I’ve heard one Speech-Language Pathologist comment that she describes this dialectal difference to her students as “neighborhood talking” versus “school talking”. I personally would not use this language to describe AAVE. One, because to call it “neighborhood talking” trivializes a dialect formed over the course of hundreds of years across the United States. Two, it ignores the fact that AAVE is culturally bound, recognized and spoken by Black people the world over, everywhere American Black culture has been exported. Three, everyone’s neighborhood is different and very well may contain people of various cultures, including white and other non-Black people who likely don’t speak or put forth the effort to understand African American Vernacular English. And four, to distinguish AAVE as “neighborhood talking” and SAE as “school talking” is to reinforce colonialized school curricula and the white supremacist position that Black culture is inferior to the “standard”, and by extension, that neither Black culture nor Black children belong in the educational setting.

Further, there are, indeed, countless occasions or situations in any AAVE-speaking Black child’s neighborhood where it could be advantageous or even socially demanded that they speak Standard American English.

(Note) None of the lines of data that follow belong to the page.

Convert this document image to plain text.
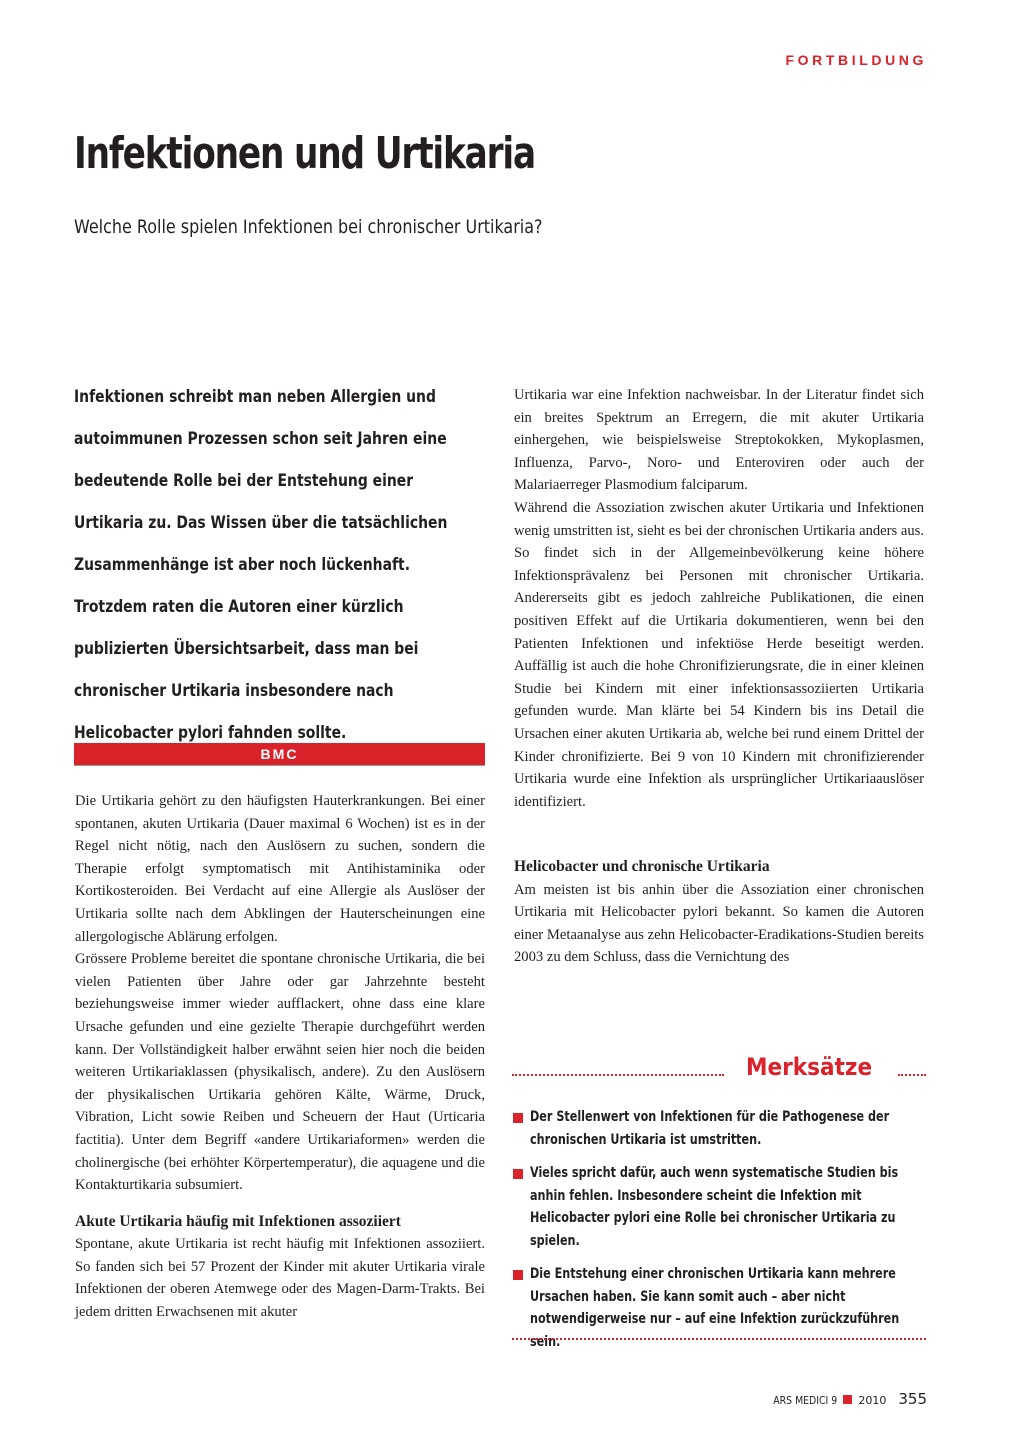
FORTBILDUNG
Infektionen und Urtikaria
Welche Rolle spielen Infektionen bei chronischer Urtikaria?

Infektionen schreibt man neben Allergien und autoimmunen Prozessen schon seit Jahren eine bedeutende Rolle bei der Entstehung einer Urtikaria zu. Das Wissen über die tatsächlichen Zusammenhänge ist aber noch lückenhaft. Trotzdem raten die Autoren einer kürzlich publizierten Übersichtsarbeit, dass man bei chronischer Urtikaria insbesondere nach Helicobacter pylori fahnden sollte.

BMC

Die Urtikaria gehört zu den häufigsten Hauterkrankungen. Bei einer spontanen, akuten Urtikaria (Dauer maximal 6 Wochen) ist es in der Regel nicht nötig, nach den Auslösern zu suchen, sondern die Therapie erfolgt symptomatisch mit Antihistaminika oder Kortikosteroiden. Bei Verdacht auf eine Allergie als Auslöser der Urtikaria sollte nach dem Abklingen der Hauterscheinungen eine allergologische Ablärung erfolgen.

Grössere Probleme bereitet die spontane chronische Urtikaria, die bei vielen Patienten über Jahre oder gar Jahrzehnte besteht beziehungsweise immer wieder aufflackert, ohne dass eine klare Ursache gefunden und eine gezielte Therapie durchgeführt werden kann. Der Vollständigkeit halber erwähnt seien hier noch die beiden weiteren Urtikariaklassen (physikalisch, andere). Zu den Auslösern der physikalischen Urtikaria gehören Kälte, Wärme, Druck, Vibration, Licht sowie Reiben und Scheuern der Haut (Urticaria factitia). Unter dem Begriff «andere Urtikariaformen» werden die cholinergische (bei erhöhter Körpertemperatur), die aquagene und die Kontakturtikaria subsumiert.

Akute Urtikaria häufig mit Infektionen assoziiert

Spontane, akute Urtikaria ist recht häufig mit Infektionen assoziiert. So fanden sich bei 57 Prozent der Kinder mit akuter Urtikaria virale Infektionen der oberen Atemwege oder des Magen-Darm-Trakts. Bei jedem dritten Erwachsenen mit akuter

Urtikaria war eine Infektion nachweisbar. In der Literatur findet sich ein breites Spektrum an Erregern, die mit akuter Urtikaria einhergehen, wie beispielsweise Streptokokken, Mykoplasmen, Influenza, Parvo-, Noro- und Enteroviren oder auch der Malariaerreger Plasmodium falciparum.

Während die Assoziation zwischen akuter Urtikaria und Infektionen wenig umstritten ist, sieht es bei der chronischen Urtikaria anders aus. So findet sich in der Allgemeinbevölkerung keine höhere Infektionsprävalenz bei Personen mit chronischer Urtikaria. Andererseits gibt es jedoch zahlreiche Publikationen, die einen positiven Effekt auf die Urtikaria dokumentieren, wenn bei den Patienten Infektionen und infektiöse Herde beseitigt werden. Auffällig ist auch die hohe Chronifizierungsrate, die in einer kleinen Studie bei Kindern mit einer infektionsassoziierten Urtikaria gefunden wurde. Man klärte bei 54 Kindern bis ins Detail die Ursachen einer akuten Urtikaria ab, welche bei rund einem Drittel der Kinder chronifizierte. Bei 9 von 10 Kindern mit chronifizierender Urtikaria wurde eine Infektion als ursprünglicher Urtikariaauslöser identifiziert.

Helicobacter und chronische Urtikaria

Am meisten ist bis anhin über die Assoziation einer chronischen Urtikaria mit Helicobacter pylori bekannt. So kamen die Autoren einer Metaanalyse aus zehn Helicobacter-Eradikations-Studien bereits 2003 zu dem Schluss, dass die Vernichtung des

Merksätze
Der Stellenwert von Infektionen für die Pathogenese der chronischen Urtikaria ist umstritten.
Vieles spricht dafür, auch wenn systematische Studien bis anhin fehlen. Insbesondere scheint die Infektion mit Helicobacter pylori eine Rolle bei chronischer Urtikaria zu spielen.
Die Entstehung einer chronischen Urtikaria kann mehrere Ursachen haben. Sie kann somit auch – aber nicht notwendigerweise nur – auf eine Infektion zurückzuführen sein.
ARS MEDICI 9 2010 355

Police stops immediately come to mind…

Nevertheless, Standard American English is no more valid than African American English.

As mentioned in the “Mouthing Off” episode of the television series, How The States Got Their Shapes, before the advent of national telephone, radio and television service, not even white Americans realized the full breadth of the accents or variations of American English. It was when technological advancements made it possible for White Bob in Wisconsin to hear White Suzy in New York speak right in his own living room that the general [White] American public became aware in a widespread way that everyone didn’t sound the same. (Keep in mind, there was no internet and traveling cross country was not as easy or accessible for everyone as it is now.) Most people of any race don’t speak “proper” English. What is considered “proper” (wrong term, by the way) or “standard” is completely arbitrary and a function of white power. From “Kill the Indian in him, and save the man” Native American forced assimilation through White schooling to the present.

To remove or inferiorate the language, the cultural vehicle, for communication of a people is cultural genocide. And it behooves educators, the general public and Black folks that love to swim in the pool of respectability to remember that.